一、当需保存各字段确定时
在spark官方文档上给出了几种保存数据至数据库的方式,在字段确定时使用非常方便,代码如下:
## 读取数据
val jdbcDF = spark.read
.format("jdbc")
.option("url", "jdbc:postgresql:dbserver")
.option("dbtable", "schema.tablename")
.option("user", "username")
.option("password", "password")
.load()
val connectionProperties = new Properties()
connectionProperties.put("user", "username")
connectionProperties.put("password", "password")
val jdbcDF2 = spark.read
.jdbc("jdbc:postgresql:dbserver", "schema.tablename", connectionProperties)
// Specifying the custom data types of the read schema
connectionProperties.put("customSchema", "id DECIMAL(38, 0), name STRING")
val jdbcDF3 = spark.read
.jdbc("jdbc:postgresql:dbserver", "schema.tablename", connectionProperties)
## 保存数据
// Saving data to a JDBC source
jdbcDF.write
.format("jdbc")
.option("url", "jdbc:postgresql:dbserver")
.option("dbtable", "schema.tablename")
.option("user", "username")
.option("password", "password")
.save()
jdbcDF2.write
.jdbc("jdbc:postgresql:dbserver", "schema.tablename", connectionProperties)
// Specifying create table column data types on write
jdbcDF.write
.option("createTableColumnTypes", "name CHAR(64), comments VARCHAR(1024)")
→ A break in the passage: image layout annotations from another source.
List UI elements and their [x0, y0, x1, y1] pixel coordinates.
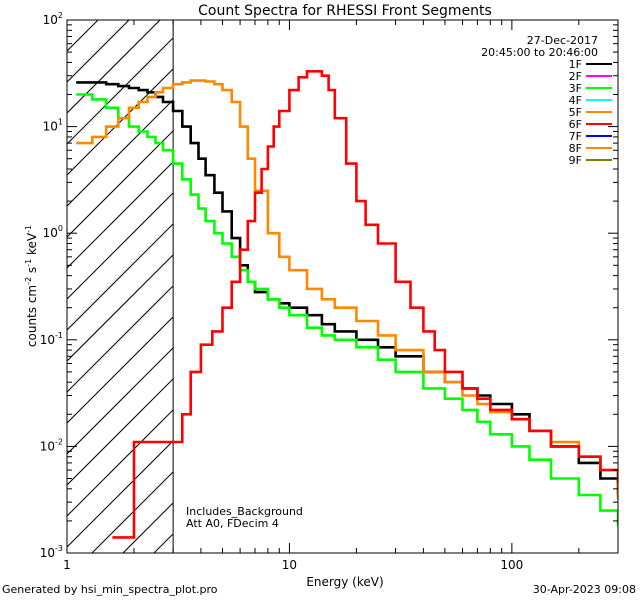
y-tick-label: 10-1	[40, 331, 63, 347]
footer-timestamp: 30-Apr-2023 09:08	[532, 583, 636, 596]
y-tick-label: 102	[43, 11, 63, 27]
hatch-mask	[173, 20, 618, 553]
y-tick-label: 100	[43, 224, 63, 240]
annotation-background: Includes_Background	[186, 505, 303, 518]
series-line-3f	[76, 93, 618, 526]
x-axis-label: Energy (keV)	[306, 575, 383, 589]
excluded-energy-hatch	[67, 20, 618, 553]
y-label-kev: keV	[25, 232, 39, 259]
legend-label: 9F	[569, 154, 582, 167]
x-tick-label: 100	[500, 558, 523, 572]
y-axis: 10-3 10-2 10-1 100 101 102	[40, 11, 618, 560]
legend-label: 1F	[569, 58, 582, 71]
y-label-counts: counts cm	[25, 285, 39, 347]
series-line-6f	[112, 70, 618, 539]
chart-title: Count Spectra for RHESSI Front Segments	[198, 3, 492, 19]
hatch-line	[67, 20, 99, 52]
footer-generated-by: Generated by hsi_min_spectra_plot.pro	[2, 583, 218, 596]
legend-label: 4F	[569, 94, 582, 107]
plot-frame	[66, 19, 619, 554]
y-tick-label: 101	[43, 118, 63, 134]
hatch-line	[67, 20, 192, 145]
y-tick-label: 10-3	[40, 544, 63, 560]
time-range-label: 20:45:00 to 20:46:00	[481, 46, 598, 59]
hatch-line	[67, 20, 161, 114]
y-label-exp-2: -1	[24, 259, 33, 267]
legend-label: 5F	[569, 106, 582, 119]
hatch-line	[67, 20, 254, 207]
legend-label: 8F	[569, 142, 582, 155]
y-label-exp-3: -1	[24, 225, 33, 233]
annotation-attenuator: Att A0, FDecim 4	[186, 517, 279, 530]
y-label-exp-1: -2	[24, 277, 33, 285]
x-tick-label: 10	[282, 558, 297, 572]
legend-label: 3F	[569, 82, 582, 95]
legend-label: 7F	[569, 130, 582, 143]
x-tick-label: 1	[63, 558, 71, 572]
y-tick-label: 10-2	[40, 437, 63, 453]
y-axis-label: counts cm-2 s-1 keV-1	[24, 225, 39, 347]
legend-label: 6F	[569, 118, 582, 131]
date-label: 27-Dec-2017	[527, 34, 598, 47]
legend-label: 2F	[569, 70, 582, 83]
y-label-s: s	[25, 267, 39, 277]
series-layer	[76, 70, 618, 539]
.jdbc("jdbc:postgresql:dbserver", "schema.tablename", connectionProperties)
二、字段不确定,通过手动写入
在需要保存的字段不确定时,需要自己通过获取数据库驱动,通过PreparedStatement来写入数据:
object MySQLUtils {
/**
* 获取数据库连接
* @return
*/
def getConnection() ={
DriverManager.getConnection("jdbc:mysql://localhost:3306/hellospark?user=root&password=123456")
}
/**
* 释放数据库连接等资源
* @param connection
* @param pstmt
*/
def release(connection: Connection, pstmt: PreparedStatement) : Unit = {
try {
if (pstmt != null) {
pstmt.close()
}
} catch {
case e: Exception => e.printStackTrace()
} finally {
if (connection != null) {
connection.close()
}
}
}
}
object StatDAO {
/**
* 批量保存到数据库
*/
def insertDayVideoAccessTopN(list: ListBuffer[DataStat]): Unit = {
var connection: Connection = null
var pstmt: PreparedStatement = null
try{
connection = MySQLUtils.getConnection()
connection.setAutoCommit(false)//设置手动提交
val sql = "insert into data_stat(day,cms_id,times) values (?,?,?) "
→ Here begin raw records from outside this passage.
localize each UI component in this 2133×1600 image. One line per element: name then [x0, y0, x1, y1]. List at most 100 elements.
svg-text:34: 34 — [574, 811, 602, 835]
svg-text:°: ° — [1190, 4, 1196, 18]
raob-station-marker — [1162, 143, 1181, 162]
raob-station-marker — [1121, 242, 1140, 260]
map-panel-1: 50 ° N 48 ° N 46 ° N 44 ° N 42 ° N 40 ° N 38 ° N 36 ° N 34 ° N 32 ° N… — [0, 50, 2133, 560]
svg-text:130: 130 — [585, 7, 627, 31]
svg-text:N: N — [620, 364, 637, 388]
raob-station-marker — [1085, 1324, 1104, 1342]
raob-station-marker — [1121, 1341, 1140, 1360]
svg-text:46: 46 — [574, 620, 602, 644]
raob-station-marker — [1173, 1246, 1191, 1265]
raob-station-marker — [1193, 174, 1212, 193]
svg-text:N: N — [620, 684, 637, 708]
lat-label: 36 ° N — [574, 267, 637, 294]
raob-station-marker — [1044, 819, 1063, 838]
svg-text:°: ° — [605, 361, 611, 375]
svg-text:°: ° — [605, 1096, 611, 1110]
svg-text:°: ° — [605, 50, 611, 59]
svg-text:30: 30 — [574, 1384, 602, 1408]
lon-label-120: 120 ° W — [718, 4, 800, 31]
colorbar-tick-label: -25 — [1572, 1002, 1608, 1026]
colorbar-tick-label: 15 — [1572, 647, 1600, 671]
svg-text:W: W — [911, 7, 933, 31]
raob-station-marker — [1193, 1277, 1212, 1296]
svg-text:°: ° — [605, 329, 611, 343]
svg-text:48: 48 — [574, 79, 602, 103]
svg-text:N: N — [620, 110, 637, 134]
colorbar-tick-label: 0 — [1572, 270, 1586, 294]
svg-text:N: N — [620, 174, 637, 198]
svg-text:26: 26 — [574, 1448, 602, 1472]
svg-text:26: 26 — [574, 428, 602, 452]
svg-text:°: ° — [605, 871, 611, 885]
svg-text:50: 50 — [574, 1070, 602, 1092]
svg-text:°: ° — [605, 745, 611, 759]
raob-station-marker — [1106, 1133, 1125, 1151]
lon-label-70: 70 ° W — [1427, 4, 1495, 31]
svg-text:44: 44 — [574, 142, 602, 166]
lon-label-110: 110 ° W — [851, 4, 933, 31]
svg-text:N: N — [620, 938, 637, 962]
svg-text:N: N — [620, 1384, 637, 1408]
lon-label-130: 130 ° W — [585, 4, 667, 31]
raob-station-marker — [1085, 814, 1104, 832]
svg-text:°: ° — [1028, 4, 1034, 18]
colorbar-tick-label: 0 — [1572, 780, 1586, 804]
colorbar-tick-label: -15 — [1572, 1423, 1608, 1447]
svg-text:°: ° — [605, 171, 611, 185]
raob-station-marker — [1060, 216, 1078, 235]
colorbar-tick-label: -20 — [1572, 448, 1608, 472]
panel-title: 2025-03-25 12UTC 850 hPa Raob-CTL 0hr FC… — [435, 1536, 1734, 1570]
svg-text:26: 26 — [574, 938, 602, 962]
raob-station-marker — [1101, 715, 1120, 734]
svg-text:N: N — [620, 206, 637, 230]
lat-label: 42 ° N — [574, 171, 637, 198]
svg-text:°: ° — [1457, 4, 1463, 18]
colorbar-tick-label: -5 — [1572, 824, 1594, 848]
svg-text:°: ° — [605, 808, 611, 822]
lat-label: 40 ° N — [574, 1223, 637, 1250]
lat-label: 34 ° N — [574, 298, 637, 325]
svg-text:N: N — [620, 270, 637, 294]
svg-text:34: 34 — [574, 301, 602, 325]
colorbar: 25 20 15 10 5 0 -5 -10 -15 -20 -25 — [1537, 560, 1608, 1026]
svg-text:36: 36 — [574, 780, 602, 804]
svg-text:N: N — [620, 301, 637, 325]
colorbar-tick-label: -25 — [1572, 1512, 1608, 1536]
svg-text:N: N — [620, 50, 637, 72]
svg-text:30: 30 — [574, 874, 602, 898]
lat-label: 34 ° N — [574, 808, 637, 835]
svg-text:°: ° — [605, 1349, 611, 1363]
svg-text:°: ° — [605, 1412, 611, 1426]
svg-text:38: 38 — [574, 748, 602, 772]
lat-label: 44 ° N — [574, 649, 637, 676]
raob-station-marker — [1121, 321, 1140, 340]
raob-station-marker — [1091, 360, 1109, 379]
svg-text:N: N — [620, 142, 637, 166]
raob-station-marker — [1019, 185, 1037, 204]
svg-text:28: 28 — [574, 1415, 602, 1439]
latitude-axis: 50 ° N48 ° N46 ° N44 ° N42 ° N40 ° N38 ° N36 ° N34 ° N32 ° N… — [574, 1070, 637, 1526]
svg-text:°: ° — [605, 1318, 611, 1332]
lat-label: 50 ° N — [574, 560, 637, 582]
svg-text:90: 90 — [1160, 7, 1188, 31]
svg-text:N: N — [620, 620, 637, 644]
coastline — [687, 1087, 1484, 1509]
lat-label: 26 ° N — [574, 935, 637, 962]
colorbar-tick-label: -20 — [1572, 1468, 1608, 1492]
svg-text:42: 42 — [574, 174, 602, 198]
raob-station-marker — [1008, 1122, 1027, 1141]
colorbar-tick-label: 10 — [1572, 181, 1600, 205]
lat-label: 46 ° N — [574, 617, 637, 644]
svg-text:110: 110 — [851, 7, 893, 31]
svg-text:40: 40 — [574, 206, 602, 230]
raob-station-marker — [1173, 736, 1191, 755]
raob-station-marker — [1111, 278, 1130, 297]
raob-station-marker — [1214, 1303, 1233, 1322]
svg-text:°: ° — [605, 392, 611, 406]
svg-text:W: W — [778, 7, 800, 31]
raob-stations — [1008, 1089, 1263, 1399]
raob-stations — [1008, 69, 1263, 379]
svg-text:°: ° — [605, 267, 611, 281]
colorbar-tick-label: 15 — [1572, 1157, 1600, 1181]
pstmt = connection.prepareStatement(sql)
for(ele <- list){
pstmt.setString(1,ele.day)
pstmt.setLong(2,ele.cmsId)
pstmt.setLong(3,ele.times)
pstmt.addBatch()
}
pstmt.executeBatch()//执行批量处理
connection.commit()//手工提交
} catch {
case e: Exception => e.printStackTrace()
} finally {
MySQLUtils.release(connection, pstmt)
}
}
}
三、涉及rdd操作需先进行转换为DataFrame
如果是读取文档或者日志中的数据,还需要先将数据进行清洗,然后将需要的字段转换为dataframe,再进行保存操作
object ProvinceConvertUtil {
val structType = StructType(
Array(
// StructField("tname",StringType),
// StructField("tstatus",StringType),
// StructField("nameShort",StringType),
// StructField("regionCode",StringType),
// StructField("parentRegionCode",StringType),
// StructField("tlevel",StringType)
StructField("CODE",StringType),
StructField("TNAME",StringType),
StructField("TSTATUS",StringType),
StructField("NAME_SHORT",StringType),
StructField("REGION_CODE",StringType),
StructField("PARETN_REGION_CODE",StringType),
StructField("TLEVEL",StringType)
)
)
def praseLocation(provinceStr:String,code:Int) = {
val splits = provinceStr.split("\t")
var parentRegionCode = ""
var tname = splits(1)
var tlevel = ""
var tstatus = "1"
var nameShort = ""
var regionCode = splits(0)
if (splits(0).charAt(2).toString == "0" && splits(0).charAt(3).toString == "0") {
//省级
parentRegionCode = ""
tlevel = "1"
} else if (splits(0).charAt(4).toString == "0" && splits(0).charAt(5).toString == "0") {
//市级
parentRegionCode = splits(0).substring(0, 2) + "0000"
tlevel = "2"
} else {
//区级
parentRegionCode = splits(0).substring(0, 4) + "00"
tlevel = "3"
}
Row(code.toString,tname, tstatus, nameShort, regionCode, parentRegionCode, tlevel)
}
object ProvinceFormat {
def main(args: Array[String]): Unit = {
val spark = SparkSession.builder().appName("TopNStatJob")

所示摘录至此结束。